Hi friends! I’m back with some more Bob Dylan comics! (By the way, I’ve been wondering how much longer I’m going to be able to keep posting Bob Dylan comics! Bob may be on the Neverending Tour, but unfortunately I don’t have a neverending supply of Bob Dylan comics! I do have a few ideas, though, so I think we’ll just keep going and see what happens…)
Well, back in 1999, there was a real community of dedicated fans who met up at Bob Dylan shows, and increasingly, also, online. Some Toronto friends had a network of online connections, and this led to some non-show-related gatherings… like a Bob Dylan party!
Now, every true Dylan fan knows it’s a rite of passage to sit through Renaldo and Clara, the (long!) 1978 movie that Dylan directed and starred in. But in 1999, in order to watch this movie, you had to know somebody who had a bootlegged VHS tape (that might still be the case in 2024 - I don’t think this is the easiest movie to find). Luckily, one friend in the Toronto scene had a copy, and so everyone gathered in one house, to watch the show! We even dressed up as the characters in the movie!
I remember flying in from Calgary just in time for this party and hastily getting changed into my costume.
This must have been sometime around my birthday, because on the next page of my old drawing book, I see that I was reminiscing about past birthdays. It seems that, a few years before, I’d spent another birthday watching another Bob Dylan movie, the Rolling Thunder Revue.
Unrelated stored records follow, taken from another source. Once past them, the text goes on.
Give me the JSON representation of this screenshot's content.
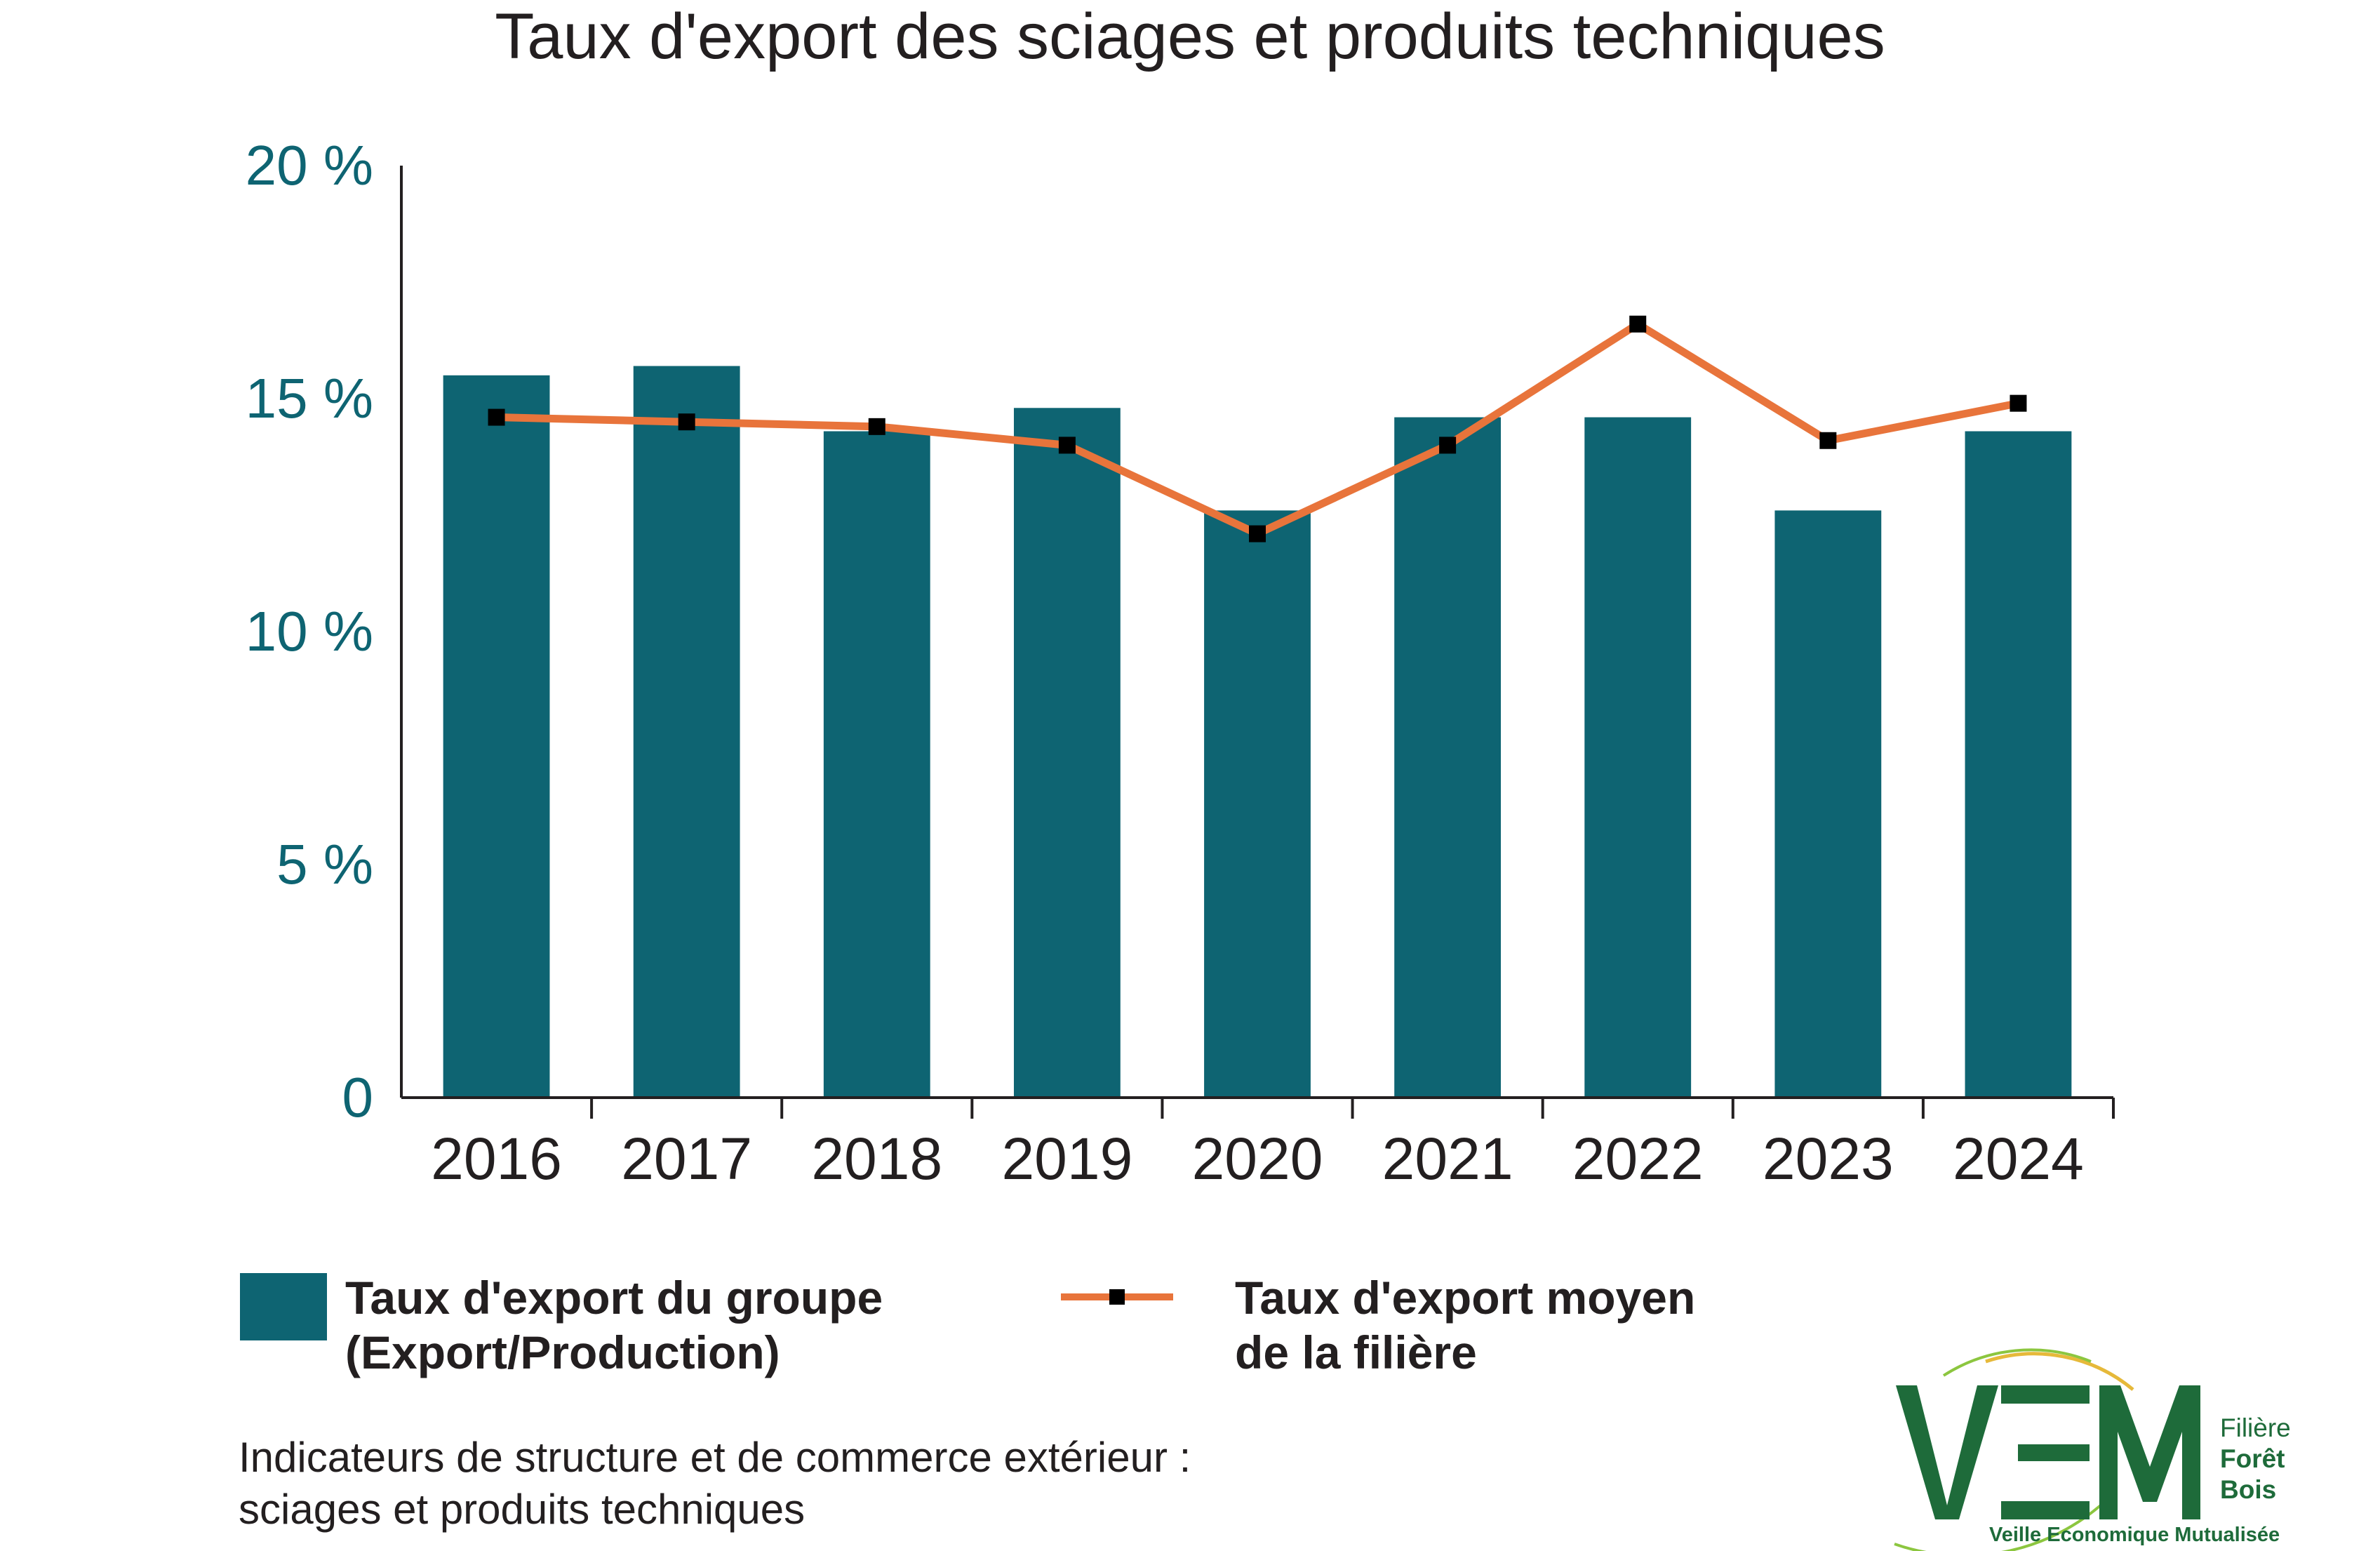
{
  "title": "Taux d'export des sciages et produits techniques",
  "colors": {
    "bar": "#0e6472",
    "line": "#e8743b",
    "marker": "#000000",
    "axis_text": "#0e6472",
    "logo_green": "#1e6b3a",
    "logo_yellow": "#e6b93a"
  },
  "chart_data": {
    "type": "bar",
    "categories": [
      "2016",
      "2017",
      "2018",
      "2019",
      "2020",
      "2021",
      "2022",
      "2023",
      "2024"
    ],
    "series": [
      {
        "name": "Taux d'export du groupe (Export/Production)",
        "type": "bar",
        "values": [
          15.5,
          15.7,
          14.3,
          14.8,
          12.6,
          14.6,
          14.6,
          12.6,
          14.3
        ]
      },
      {
        "name": "Taux d'export moyen de la filière",
        "type": "line",
        "values": [
          14.6,
          14.5,
          14.4,
          14.0,
          12.1,
          14.0,
          16.6,
          14.1,
          14.9
        ]
      }
    ],
    "ylim": [
      0,
      20
    ],
    "yticks": [
      {
        "value": 0,
        "label": "0"
      },
      {
        "value": 5,
        "label": "5 %"
      },
      {
        "value": 10,
        "label": "10 %"
      },
      {
        "value": 15,
        "label": "15 %"
      },
      {
        "value": 20,
        "label": "20 %"
      }
    ],
    "xlabel": "",
    "ylabel": "",
    "grid": false,
    "legend_position": "bottom"
  },
  "legend": {
    "bar_line1": "Taux d'export du groupe",
    "bar_line2": "(Export/Production)",
    "line_line1": "Taux d'export moyen",
    "line_line2": "de la filière"
  },
  "footer": {
    "line1": "Indicateurs de structure et de commerce extérieur :",
    "line2": "sciages et produits techniques"
  },
  "logo": {
    "letters": "VEM",
    "side_1": "Filière",
    "side_2": "Forêt",
    "side_3": "Bois",
    "tagline": "Veille Economique Mutualisée"
  }
}
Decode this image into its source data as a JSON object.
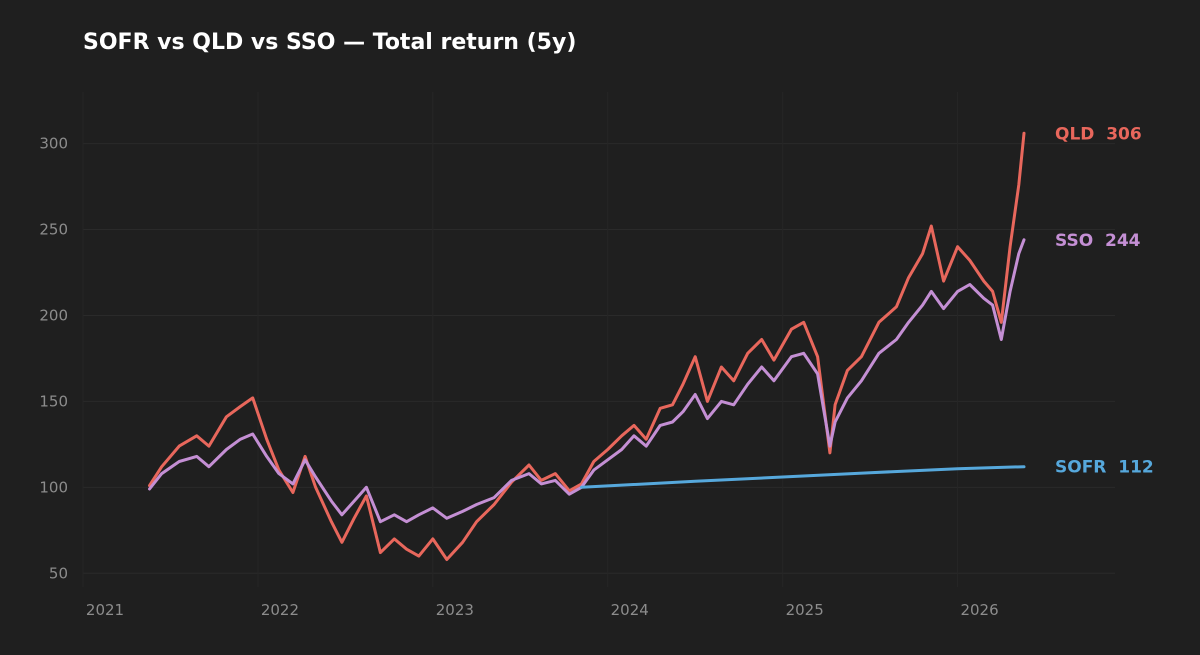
{
  "chart_data": {
    "type": "line",
    "title": "SOFR vs QLD vs SSO — Total return (5y)",
    "xlabel": "",
    "ylabel": "",
    "ylim": [
      42,
      330
    ],
    "xlim": [
      2021.0,
      2026.9
    ],
    "grid": true,
    "legend": "end-labels",
    "x_ticks": [
      2021,
      2022,
      2023,
      2024,
      2025,
      2026
    ],
    "y_ticks": [
      50,
      100,
      150,
      200,
      250,
      300
    ],
    "series": [
      {
        "name": "QLD",
        "end_label": "306",
        "color": "#e8675c",
        "x": [
          2021.38,
          2021.45,
          2021.55,
          2021.65,
          2021.72,
          2021.82,
          2021.9,
          2021.97,
          2022.05,
          2022.12,
          2022.2,
          2022.27,
          2022.33,
          2022.42,
          2022.48,
          2022.55,
          2022.62,
          2022.7,
          2022.78,
          2022.85,
          2022.92,
          2023.0,
          2023.08,
          2023.17,
          2023.25,
          2023.35,
          2023.45,
          2023.55,
          2023.62,
          2023.7,
          2023.78,
          2023.85,
          2023.92,
          2024.0,
          2024.08,
          2024.15,
          2024.22,
          2024.3,
          2024.37,
          2024.43,
          2024.5,
          2024.57,
          2024.65,
          2024.72,
          2024.8,
          2024.88,
          2024.95,
          2025.05,
          2025.12,
          2025.2,
          2025.27,
          2025.3,
          2025.37,
          2025.45,
          2025.55,
          2025.65,
          2025.72,
          2025.8,
          2025.85,
          2025.92,
          2026.0,
          2026.07,
          2026.15,
          2026.2,
          2026.25,
          2026.3,
          2026.35,
          2026.38
        ],
        "values": [
          101,
          112,
          124,
          130,
          124,
          141,
          147,
          152,
          128,
          110,
          97,
          118,
          100,
          80,
          68,
          82,
          95,
          62,
          70,
          64,
          60,
          70,
          58,
          68,
          80,
          90,
          103,
          113,
          104,
          108,
          98,
          102,
          115,
          122,
          130,
          136,
          128,
          146,
          148,
          160,
          176,
          150,
          170,
          162,
          178,
          186,
          174,
          192,
          196,
          176,
          120,
          148,
          168,
          176,
          196,
          205,
          222,
          236,
          252,
          220,
          240,
          232,
          220,
          214,
          196,
          240,
          276,
          306
        ]
      },
      {
        "name": "SSO",
        "end_label": "244",
        "color": "#c48fd4",
        "x": [
          2021.38,
          2021.45,
          2021.55,
          2021.65,
          2021.72,
          2021.82,
          2021.9,
          2021.97,
          2022.05,
          2022.12,
          2022.2,
          2022.27,
          2022.33,
          2022.42,
          2022.48,
          2022.55,
          2022.62,
          2022.7,
          2022.78,
          2022.85,
          2022.92,
          2023.0,
          2023.08,
          2023.17,
          2023.25,
          2023.35,
          2023.45,
          2023.55,
          2023.62,
          2023.7,
          2023.78,
          2023.85,
          2023.92,
          2024.0,
          2024.08,
          2024.15,
          2024.22,
          2024.3,
          2024.37,
          2024.43,
          2024.5,
          2024.57,
          2024.65,
          2024.72,
          2024.8,
          2024.88,
          2024.95,
          2025.05,
          2025.12,
          2025.2,
          2025.27,
          2025.3,
          2025.37,
          2025.45,
          2025.55,
          2025.65,
          2025.72,
          2025.8,
          2025.85,
          2025.92,
          2026.0,
          2026.07,
          2026.15,
          2026.2,
          2026.25,
          2026.3,
          2026.35,
          2026.38
        ],
        "values": [
          99,
          108,
          115,
          118,
          112,
          122,
          128,
          131,
          118,
          108,
          102,
          116,
          106,
          92,
          84,
          92,
          100,
          80,
          84,
          80,
          84,
          88,
          82,
          86,
          90,
          94,
          104,
          108,
          102,
          104,
          96,
          100,
          110,
          116,
          122,
          130,
          124,
          136,
          138,
          144,
          154,
          140,
          150,
          148,
          160,
          170,
          162,
          176,
          178,
          166,
          124,
          138,
          152,
          162,
          178,
          186,
          196,
          206,
          214,
          204,
          214,
          218,
          210,
          206,
          186,
          214,
          236,
          244
        ]
      },
      {
        "name": "SOFR",
        "end_label": "112",
        "color": "#56a8dc",
        "x": [
          2023.85,
          2024.5,
          2025.0,
          2025.5,
          2026.0,
          2026.38
        ],
        "values": [
          100,
          103.5,
          106,
          108.5,
          110.8,
          112
        ]
      }
    ]
  }
}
This was back in the gloomy days when I was an art student commuting from Hamilton, Ontario to OCAD University in Toronto. You can read more about those days, near the end of this episode of The Drawing Book. Luckily for me, my grandparents lived about halfway along my commute, so I often stayed at their place… even when they weren’t home (as on the night when I watched Rolling Thunder all by myself).
A Satisfied Mind
But now it was time for another show! In November 1999, I joined the Dylan friends in Baltimore, where they had already been to a show that evening. This was during the time when Dylan was playing a lot of old-timey Americana tunes like “I am the man, Thomas” (here’s a recording of that song from another show) and “Hallelujah, I’m ready to go.” (You can listen to this oh-so-catchy song, featuring lovely harmonies by Charlie Sexton and Larry Campbell, here). These shows were great! I mean… 5 encores…!?!
Even more special, it was at this Philadephia show that Bob played “A Satisfied Mind.” Bob recorded this song (written by Joe "Red" Hayes and Jack Rhodes) on his 1980 album Saved, but he never played it live… until this show. It’s the only time he ever performed it live! Luckily, there’s a bootleg recording of this performance, here.
And in case you don’t know, you can find full recordings of the shows mentioned here (and many others) on the Bobserve site, an amazing database full of all sorts of searchable information about Bob’s Neverending Tour.
During all this time, there was something else on my mind. I was thinking about changing my last name. I did that, eventually, the following year. But, in my drawing book, I wrote about how a lot of my heroes had changed their last names. Including Bob, of course!